Attualità e Mercato

pubblicato il 18 giugno 2013

Strada scivolosa: l’Anas paga i danni!

Lo ha confermato la Cassazione: il gestore è responsabile

Strada scivolosa: l’Anas paga i danni!

Sì, questa sentenza interessa un po’ tutti gli utenti della strada; ma in particolare gli utenti deboli, ossia i motociclisti. Così esposti a buche e crateri e manutenzione carente delle strade italiane. E allora occhi puntati sulla sentenza del 17 aprile 2013, resa nota il 13 giugno, la numero 14856 della Cassazione (terza sezione civile), che risarcisce il conducente dei danni subiti per un incidente causato dall’asfalto scivoloso e bagnato. La società custode della strada (l’Anas in questo caso, ma chiariamo che potrebbe trattarsi - per situazioni analoghe - di un Comune o una Provincia, che trascurano incredibilmente i crateri) risponde anche se ha adottato tutte le misure necessarie per segnalare il pericolo. Gli Ermellini hanno quindi confermato l’orientamento più recente e maggioritario, secondo cui l’Anas deve risarcire i danni provocati al conducente che subisce un sinistro a causa del manto stradale viscido e scivoloso: la responsabilità della società custode sussiste anche se se sono state adottate tutte le misure necessarie per segnalare il pericolo.

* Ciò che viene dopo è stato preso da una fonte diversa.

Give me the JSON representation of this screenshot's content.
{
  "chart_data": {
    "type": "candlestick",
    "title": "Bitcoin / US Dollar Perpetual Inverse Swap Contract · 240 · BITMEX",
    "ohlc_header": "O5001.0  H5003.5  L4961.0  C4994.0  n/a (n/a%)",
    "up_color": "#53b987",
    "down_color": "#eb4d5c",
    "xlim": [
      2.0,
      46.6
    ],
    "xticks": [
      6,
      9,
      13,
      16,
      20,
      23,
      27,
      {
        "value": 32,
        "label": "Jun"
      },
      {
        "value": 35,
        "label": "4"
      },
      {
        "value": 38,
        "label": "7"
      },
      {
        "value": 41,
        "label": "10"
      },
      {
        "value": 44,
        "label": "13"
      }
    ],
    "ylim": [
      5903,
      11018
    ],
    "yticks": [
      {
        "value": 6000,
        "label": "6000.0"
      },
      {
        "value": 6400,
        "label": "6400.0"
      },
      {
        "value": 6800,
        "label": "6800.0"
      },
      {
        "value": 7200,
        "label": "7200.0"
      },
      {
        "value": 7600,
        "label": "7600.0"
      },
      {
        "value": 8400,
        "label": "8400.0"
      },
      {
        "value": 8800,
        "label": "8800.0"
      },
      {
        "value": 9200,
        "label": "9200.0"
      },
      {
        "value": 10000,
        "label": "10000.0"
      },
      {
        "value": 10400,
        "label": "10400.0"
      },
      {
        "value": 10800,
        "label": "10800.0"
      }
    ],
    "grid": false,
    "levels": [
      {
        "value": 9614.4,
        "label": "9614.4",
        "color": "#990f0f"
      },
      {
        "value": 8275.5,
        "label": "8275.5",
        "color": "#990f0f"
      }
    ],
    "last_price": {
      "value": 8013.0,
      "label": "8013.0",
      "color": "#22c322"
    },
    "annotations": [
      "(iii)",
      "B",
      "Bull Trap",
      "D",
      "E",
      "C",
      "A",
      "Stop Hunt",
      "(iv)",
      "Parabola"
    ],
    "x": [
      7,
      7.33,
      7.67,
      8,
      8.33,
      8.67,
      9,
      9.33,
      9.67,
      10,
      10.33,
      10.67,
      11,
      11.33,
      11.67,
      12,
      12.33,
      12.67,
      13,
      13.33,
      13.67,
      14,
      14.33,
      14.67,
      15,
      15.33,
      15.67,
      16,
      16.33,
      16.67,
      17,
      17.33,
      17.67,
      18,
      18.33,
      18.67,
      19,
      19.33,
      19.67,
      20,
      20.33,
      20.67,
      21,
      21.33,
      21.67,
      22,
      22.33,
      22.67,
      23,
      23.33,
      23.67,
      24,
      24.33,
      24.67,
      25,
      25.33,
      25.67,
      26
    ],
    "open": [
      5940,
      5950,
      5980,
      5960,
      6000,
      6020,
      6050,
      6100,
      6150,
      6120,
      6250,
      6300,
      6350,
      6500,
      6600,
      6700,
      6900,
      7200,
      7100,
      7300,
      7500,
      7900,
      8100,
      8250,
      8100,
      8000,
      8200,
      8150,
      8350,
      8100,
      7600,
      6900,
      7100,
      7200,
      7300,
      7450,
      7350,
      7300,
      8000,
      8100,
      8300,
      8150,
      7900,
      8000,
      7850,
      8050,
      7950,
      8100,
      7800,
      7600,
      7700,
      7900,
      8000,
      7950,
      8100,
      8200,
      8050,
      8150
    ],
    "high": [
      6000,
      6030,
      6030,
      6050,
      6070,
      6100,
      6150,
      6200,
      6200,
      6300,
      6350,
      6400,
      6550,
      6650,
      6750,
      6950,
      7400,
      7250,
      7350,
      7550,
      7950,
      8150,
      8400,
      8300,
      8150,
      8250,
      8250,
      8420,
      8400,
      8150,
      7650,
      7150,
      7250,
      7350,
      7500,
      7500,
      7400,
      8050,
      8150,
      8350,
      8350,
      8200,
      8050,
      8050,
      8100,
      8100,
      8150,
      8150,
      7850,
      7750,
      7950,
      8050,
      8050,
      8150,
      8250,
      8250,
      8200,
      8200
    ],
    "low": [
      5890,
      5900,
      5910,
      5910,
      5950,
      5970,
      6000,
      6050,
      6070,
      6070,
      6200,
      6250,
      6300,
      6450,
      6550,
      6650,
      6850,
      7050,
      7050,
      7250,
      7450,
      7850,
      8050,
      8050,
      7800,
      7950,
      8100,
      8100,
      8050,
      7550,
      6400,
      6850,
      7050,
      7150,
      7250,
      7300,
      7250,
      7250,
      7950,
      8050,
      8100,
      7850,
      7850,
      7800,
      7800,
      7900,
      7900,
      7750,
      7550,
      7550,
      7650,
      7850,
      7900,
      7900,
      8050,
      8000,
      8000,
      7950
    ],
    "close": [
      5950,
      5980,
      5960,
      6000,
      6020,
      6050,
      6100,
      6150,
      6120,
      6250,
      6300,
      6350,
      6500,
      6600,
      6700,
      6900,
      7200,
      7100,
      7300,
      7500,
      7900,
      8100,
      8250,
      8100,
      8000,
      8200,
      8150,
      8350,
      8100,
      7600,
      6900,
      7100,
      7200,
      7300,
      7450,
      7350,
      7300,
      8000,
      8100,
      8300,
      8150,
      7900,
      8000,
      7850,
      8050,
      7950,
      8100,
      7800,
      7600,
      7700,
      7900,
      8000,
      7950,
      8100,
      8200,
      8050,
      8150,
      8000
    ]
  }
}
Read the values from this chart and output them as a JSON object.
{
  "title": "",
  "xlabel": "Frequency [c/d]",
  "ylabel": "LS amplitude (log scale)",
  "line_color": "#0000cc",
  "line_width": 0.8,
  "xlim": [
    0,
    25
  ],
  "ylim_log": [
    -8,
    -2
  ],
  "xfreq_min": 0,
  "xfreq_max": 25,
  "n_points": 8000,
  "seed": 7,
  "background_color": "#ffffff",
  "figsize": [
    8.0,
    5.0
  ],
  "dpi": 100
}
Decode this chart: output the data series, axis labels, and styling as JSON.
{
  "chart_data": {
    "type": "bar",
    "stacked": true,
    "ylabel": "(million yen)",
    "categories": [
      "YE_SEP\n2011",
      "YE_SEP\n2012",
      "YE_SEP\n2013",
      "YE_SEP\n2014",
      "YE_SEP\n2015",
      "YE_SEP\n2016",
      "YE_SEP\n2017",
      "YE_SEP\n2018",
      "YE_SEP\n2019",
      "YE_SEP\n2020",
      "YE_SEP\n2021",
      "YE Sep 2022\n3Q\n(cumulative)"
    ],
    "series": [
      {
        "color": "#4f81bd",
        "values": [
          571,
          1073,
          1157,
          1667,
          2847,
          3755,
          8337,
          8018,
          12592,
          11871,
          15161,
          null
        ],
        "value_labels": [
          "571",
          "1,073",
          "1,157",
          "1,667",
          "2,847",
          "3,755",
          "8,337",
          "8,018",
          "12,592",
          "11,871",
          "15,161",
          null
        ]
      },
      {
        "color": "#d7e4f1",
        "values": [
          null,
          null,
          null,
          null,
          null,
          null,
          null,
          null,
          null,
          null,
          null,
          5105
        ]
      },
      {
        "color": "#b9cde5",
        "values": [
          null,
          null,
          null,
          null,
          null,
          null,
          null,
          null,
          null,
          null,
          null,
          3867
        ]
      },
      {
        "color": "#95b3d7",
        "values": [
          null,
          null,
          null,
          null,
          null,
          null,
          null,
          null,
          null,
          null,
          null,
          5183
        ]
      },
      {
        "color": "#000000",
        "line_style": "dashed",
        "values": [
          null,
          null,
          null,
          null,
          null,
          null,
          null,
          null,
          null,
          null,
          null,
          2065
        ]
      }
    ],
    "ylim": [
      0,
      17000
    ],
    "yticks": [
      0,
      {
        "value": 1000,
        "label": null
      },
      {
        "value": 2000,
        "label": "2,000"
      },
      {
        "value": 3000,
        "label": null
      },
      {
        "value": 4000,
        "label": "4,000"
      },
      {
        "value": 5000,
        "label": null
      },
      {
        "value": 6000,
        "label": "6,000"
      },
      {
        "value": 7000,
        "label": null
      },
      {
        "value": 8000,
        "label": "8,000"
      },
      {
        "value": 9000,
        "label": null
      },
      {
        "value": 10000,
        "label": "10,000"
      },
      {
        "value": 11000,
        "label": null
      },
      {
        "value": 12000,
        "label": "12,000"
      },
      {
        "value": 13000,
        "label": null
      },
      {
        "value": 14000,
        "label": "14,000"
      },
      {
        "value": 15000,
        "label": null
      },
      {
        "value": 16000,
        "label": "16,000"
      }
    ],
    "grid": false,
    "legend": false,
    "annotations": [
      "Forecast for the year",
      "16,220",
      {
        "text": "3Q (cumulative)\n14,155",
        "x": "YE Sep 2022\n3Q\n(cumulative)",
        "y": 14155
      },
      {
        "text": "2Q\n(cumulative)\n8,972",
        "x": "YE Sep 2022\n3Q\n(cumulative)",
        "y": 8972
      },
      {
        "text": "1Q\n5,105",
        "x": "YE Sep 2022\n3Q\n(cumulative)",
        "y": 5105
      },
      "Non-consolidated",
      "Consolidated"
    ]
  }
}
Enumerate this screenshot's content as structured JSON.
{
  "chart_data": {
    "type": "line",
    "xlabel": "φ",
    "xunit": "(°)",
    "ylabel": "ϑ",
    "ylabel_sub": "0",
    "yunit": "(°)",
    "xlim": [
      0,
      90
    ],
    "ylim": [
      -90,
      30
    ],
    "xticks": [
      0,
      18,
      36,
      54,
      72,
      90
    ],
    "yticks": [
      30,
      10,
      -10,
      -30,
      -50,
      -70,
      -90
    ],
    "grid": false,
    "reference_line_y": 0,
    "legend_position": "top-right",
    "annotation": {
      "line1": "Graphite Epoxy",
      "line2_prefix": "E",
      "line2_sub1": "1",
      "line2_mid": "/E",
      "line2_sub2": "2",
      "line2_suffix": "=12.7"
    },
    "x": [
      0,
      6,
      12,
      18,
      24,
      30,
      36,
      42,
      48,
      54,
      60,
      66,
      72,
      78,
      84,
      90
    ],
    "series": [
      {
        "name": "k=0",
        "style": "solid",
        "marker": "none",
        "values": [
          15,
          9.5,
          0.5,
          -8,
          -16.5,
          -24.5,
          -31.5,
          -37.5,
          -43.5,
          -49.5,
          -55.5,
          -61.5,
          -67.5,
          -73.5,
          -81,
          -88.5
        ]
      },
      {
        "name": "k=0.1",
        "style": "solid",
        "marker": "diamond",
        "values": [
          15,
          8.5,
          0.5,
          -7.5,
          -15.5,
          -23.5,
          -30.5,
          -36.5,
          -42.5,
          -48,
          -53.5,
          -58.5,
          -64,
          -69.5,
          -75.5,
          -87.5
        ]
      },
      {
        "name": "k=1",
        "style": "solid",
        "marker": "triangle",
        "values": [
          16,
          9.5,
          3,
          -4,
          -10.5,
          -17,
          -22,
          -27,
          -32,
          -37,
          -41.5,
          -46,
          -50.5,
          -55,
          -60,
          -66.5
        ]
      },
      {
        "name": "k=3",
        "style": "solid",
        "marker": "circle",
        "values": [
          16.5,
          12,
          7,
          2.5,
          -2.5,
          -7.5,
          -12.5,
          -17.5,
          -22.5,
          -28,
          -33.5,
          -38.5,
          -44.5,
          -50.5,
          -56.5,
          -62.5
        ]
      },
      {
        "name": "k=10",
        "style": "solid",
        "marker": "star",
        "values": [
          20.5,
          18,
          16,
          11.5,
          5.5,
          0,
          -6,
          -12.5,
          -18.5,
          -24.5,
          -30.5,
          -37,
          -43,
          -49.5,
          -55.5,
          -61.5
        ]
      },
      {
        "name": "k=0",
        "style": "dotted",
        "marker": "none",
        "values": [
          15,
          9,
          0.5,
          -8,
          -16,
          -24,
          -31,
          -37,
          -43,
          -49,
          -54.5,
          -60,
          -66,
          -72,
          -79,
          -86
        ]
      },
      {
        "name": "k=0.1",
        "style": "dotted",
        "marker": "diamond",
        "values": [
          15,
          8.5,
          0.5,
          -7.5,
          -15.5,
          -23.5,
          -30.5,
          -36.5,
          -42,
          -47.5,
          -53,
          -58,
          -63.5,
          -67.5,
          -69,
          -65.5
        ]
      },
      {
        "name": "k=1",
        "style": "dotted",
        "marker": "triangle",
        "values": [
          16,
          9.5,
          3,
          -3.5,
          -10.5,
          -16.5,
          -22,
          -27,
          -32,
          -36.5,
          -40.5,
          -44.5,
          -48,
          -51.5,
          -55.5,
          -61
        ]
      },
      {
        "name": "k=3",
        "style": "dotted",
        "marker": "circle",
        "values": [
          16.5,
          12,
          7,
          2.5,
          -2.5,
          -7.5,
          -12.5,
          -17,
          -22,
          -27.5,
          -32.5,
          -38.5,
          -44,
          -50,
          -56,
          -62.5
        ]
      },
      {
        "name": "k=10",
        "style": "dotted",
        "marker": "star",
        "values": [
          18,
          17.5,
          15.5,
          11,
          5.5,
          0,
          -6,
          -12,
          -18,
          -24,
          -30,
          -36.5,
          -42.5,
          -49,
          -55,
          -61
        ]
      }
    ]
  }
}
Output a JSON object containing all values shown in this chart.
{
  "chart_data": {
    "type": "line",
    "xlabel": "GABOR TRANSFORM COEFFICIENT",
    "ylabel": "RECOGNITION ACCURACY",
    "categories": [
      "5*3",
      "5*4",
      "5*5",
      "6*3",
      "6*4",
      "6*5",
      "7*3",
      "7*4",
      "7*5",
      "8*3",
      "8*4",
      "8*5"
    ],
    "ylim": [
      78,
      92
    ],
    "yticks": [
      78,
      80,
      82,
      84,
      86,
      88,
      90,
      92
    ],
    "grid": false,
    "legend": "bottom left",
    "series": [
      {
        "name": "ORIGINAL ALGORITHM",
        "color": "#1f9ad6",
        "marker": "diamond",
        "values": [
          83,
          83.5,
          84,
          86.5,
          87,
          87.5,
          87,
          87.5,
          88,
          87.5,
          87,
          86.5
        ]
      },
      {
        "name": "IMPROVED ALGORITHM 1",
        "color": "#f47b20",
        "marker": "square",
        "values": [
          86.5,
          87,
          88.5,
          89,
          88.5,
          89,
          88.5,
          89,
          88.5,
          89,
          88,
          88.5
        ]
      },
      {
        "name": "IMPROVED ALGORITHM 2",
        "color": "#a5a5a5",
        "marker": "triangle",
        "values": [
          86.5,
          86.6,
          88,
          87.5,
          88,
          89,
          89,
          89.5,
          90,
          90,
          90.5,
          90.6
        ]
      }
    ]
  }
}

Sonora sconfitta per l’Anas, che aveva impugnato la sentenza di secondo grado del Tribunale, il quale a sua volta aveva confermato l’esito di una sentenza del Giudice di Pace: tre batoste una dietro l’altra. Ora, i quattrini per il guidatore: non c’è un quarto grado... Sentite la Cassazione: "La responsabilità ex articolo 2051 del Codice Civile sussiste in relazione a tutti i danni da essa cagionati, sia per la sua intrinseca natura, sia per l'insorgenza in essa dì agenti dannosi, essendo esclusa solo dal caso fortuito, che può essere rappresentato, anche dal fatto del danneggiato, avente un'efficacia causale tale da interrompere del tutto il nesso eziologico tra la cosa e l'evento dannoso o da affiancarsi come ulteriore contributo utile nella produzione del danno".

Ma si può parlare di caso fortuito, ossia di un incidente inevitabile? Si può dire che l’Anas ha fatto il possibile per evitare l’evento? No, "essendo configurabile il caso fortuito in relazione a quelle situazioni provocate dagli stessi utenti, ovvero da una repentina e non specificamente prevedibile alterazione dello stato della cosa che, nonostante l'attività di controllo e la diligenza impiegata allo scopo di garantire un intervento tempestivo, non possa essere rimossa o segnalata, per difetto del tempo strettamente necessario a provvedere".

Una sentenza che i motociclisti possono usare nel caso in cui una voragine li inghiotta o l’asfalto sia scivoloso: i gestori vengono inchiodati alle loro responsabilità, nonostante i continui appelli al secondo e terzo grado. Certo, occorre pazienza: non tutti i motociclisti hanno la possibilità di andare addirittura in Cassazione a combattere contro i giganti-gestori. E anche questo è un problema che andrà prima o poi affrontato, magari dal Governo Letta: è giusto che un cittadino debba sudare sette camicie per vedersi riconoscere un proprio sacrosanto diritto?